As the founder of Fenty Beauty, named by Time magazine as the Best Innovation of 2017, the 30-year-old singer and businesswoman heads to the UAE on Sept. 29 for her first masterclass in makeup, billed at $1,497 per session.
The venue for the one-day event has yet to be finalized, with tickets available for purchase from 2 p.m. on Thursday.
This is not Rihanna’s first venture into the Middle East — Fenty Beauty flooded Saudi Arabia with its products in April this year.
In the UAE, the event has been co-sponsored by Sephora. Proceeds from the event will go to Dubai Cares, a charitable organization that works with UN aid agencies and international NGOs in an effort to improve children’s access to education in developing countries.
For her part, uses the proceeds from Fenty Beauty beauty line towards charitable causes that benefit underprivileged girls across the world, especially in Africa and the Caribbean.
The star’s announcement comes fresh off the back of recent controversy surrounding her new eyeshadow palette “Moroccan Spice.”

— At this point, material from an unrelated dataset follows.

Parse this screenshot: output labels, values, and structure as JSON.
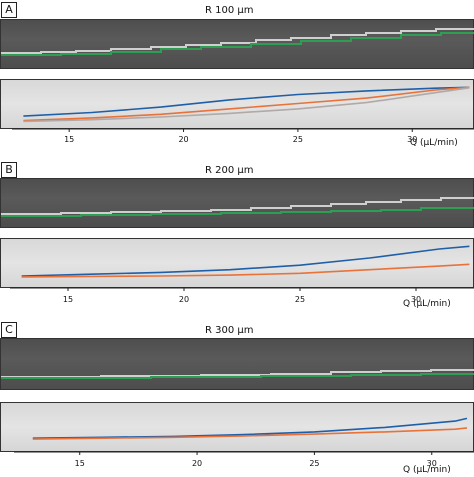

In July, detractors accused her of cultural appropriation over a collection of 16 eyeshadow shades with names such as “Fez up,” “Desert baked” and “Shisha smoke.”
The palette’s desert-themed video featured models posing next to a camel with Arab-influenced music playing in the background.
However, some social media commenters slammed the campaign for not using Moroccan models. “Moroccan Spice with no Moroccan models to represent it. If Rihanna was white, her brand would be tarnished from the backlash she’d receive for this Orientalist nonsense,” a twitter user had said at the time.
Others took umbrage to the fact that the video was shot in the US, instead of Morocco.
Talking about the inclusive nature of her beauty products Rihanna had said that “Fenty Beauty was created for women of all shades, personalities, attitudes, cultures and race.
“I wanted everyone to feel included, that’s the real reason I made this line,” the singer, with a supposed net worth of $245 million, said.
The artist’s association with Saudi Arabia is not limited to her makeup line. She is reportedly dating billionaire Saudi businessman Hassan Jameel. The pair have yet to confirm their alleged romance, however.